A few of the difficulties that exist in my mind are the lack of immediate feedback, difficulty in seeing ball flight on most videos as well as the precision required in video equipment setup to get a camera view exactly down the target line and also 90 degrees to the student.

That having been said I believe there is a strong value in method number 1, especially if the instructor and student have a good working relationship.
post #3 of 7
Nastar has online coaching available with coaches like AJ Kitt. I found other coaches on the V1 site like Dteam coach Rob Sogard. I haven't tried it yet, but it looks interesting.
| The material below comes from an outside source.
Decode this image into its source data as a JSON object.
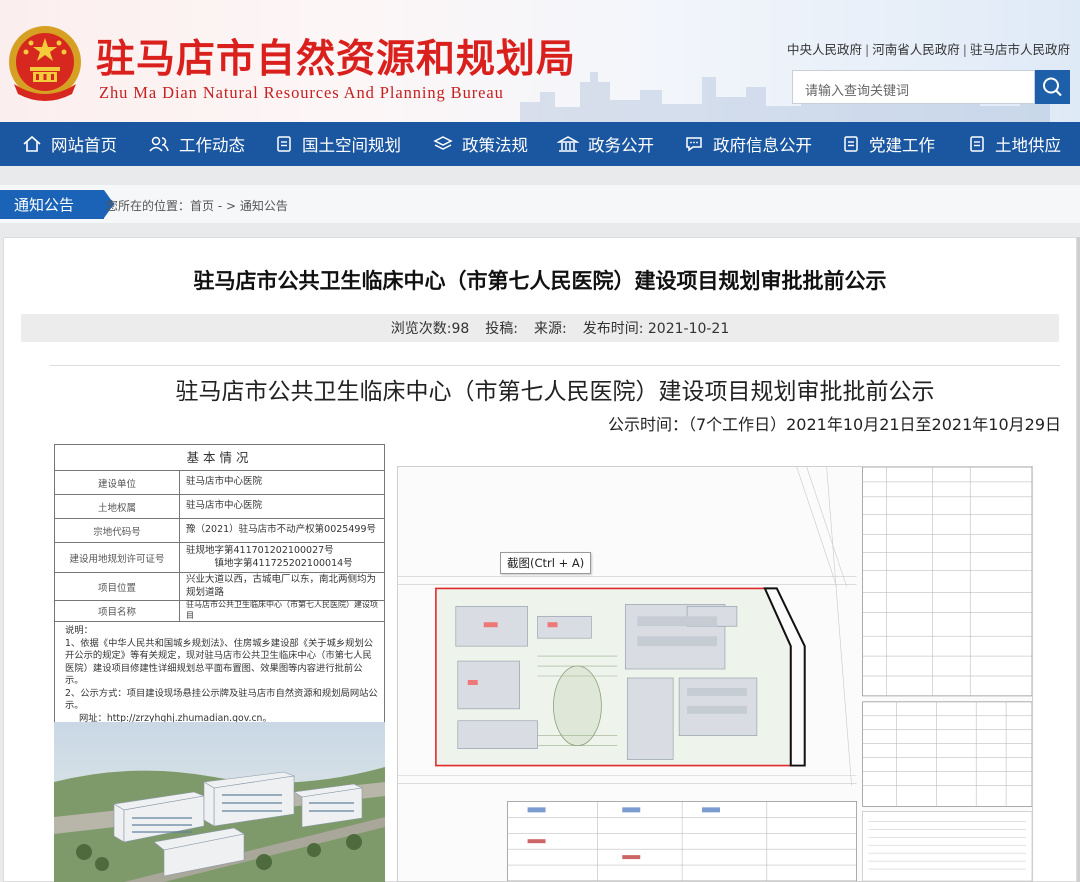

or just www.nastar.com and the link is on the home page
post #4 of 7

Everything else being the same, I believe that a coach will be more effective live in person than remotely 99% of the time.

Benefits of "live" coaching include:
-opportunity for "hands on" teaching
-immediate feedback/realtime discussion/responses to questions
-higher quality of observation (an live coach can see more than a remote one can)
-better ability to demonstrate and choose appropriate terrain
-expanded coaching time (remote sessions are typically short - e.g. 10 minutes)

Benefits of remote coaching
-coach has time to prepare his message vs delivering it spontaneously
-ability for the student to see themselves
-ability of the student to easily "save" the coaching information
-easier for the student to understand small nuances in technique
-possible access to higher caliber coaching
-possible lower cost of coaching (e.g. no travel cost)
-possible more attention because of the different medium
post #5 of 7
The problem with a forum like this is that you can never know exactly how well somebody posting here knows what he is talking about. You can post and read but stay critical to advise and opinions expressed.

My favorite threads are the ones displaying a video and we can give our comments. Its fun to analyse the video and give feedback. I have great respect for the ones posting the videos. Non for the ones giving feedback, including myself. But its fun and its therapy and I get a kick out of doing it. On the hill I get payed for it but here its all for free.

I think here lies a great future for us using the video combined with internet and "professional" advisers.
post #6 of 7
Everyone has a point about this. The comment about this in golf is right on the mark. I saw David Leadbetter, the golf pro, on a TV. He works with a lot of people at his school in Florida, then later will give advice based on emailed video clips. So, I guess he does this, but only after he's worked with them in person. Someone in my family went to his school and Leadbetter could tell almost everything from observing one practice swing. Although he's quick to admit in some interviews that I've read that he's never 100% sure that what he says is the right thing. So, he's big enough to admit that he makes mistakes. That's a big part of effective teaching.

I think part of the problem with doing this with skiing is that you need both frontal and side (and possibly rear) videos to have a really clear idea of what is going on. I think it's also tough to give feedback this way because good instruction always demands a real time discussion between the intructor and the student. Tough to do that with email and video.

I think you've also got to take instructor input with a grain of salt. I skied a few weeks a go with a guy I used to race with. After a couple of runs, for no reason, he said, "You've got to use the front of your skis more." Now, I ski pretty well and am centered. The skis do the turning and the whole edge engages when I turn. I can also vary the turn type and shape. In short, as another racing friend said, "He was just boosting his own ego." I think that that may be why a lot of folks take instrucotrs to task on this site. People just building their ego are really counter-productive. Good teachers just don't do that. From what I undestand, Leadbetter doesn't do this in his teaching, which is why he is so popular and effective.
post #7 of 7
A friend of mine that races Nastar did the online lesson and said that the detailed comparisons with the pacesetters gave him more understanding than he ever had before. Maybe the time a coach has to study a skier in slow motion next to a top model helps the coach do a bettert job of finding and explaining what a skier needs to work on.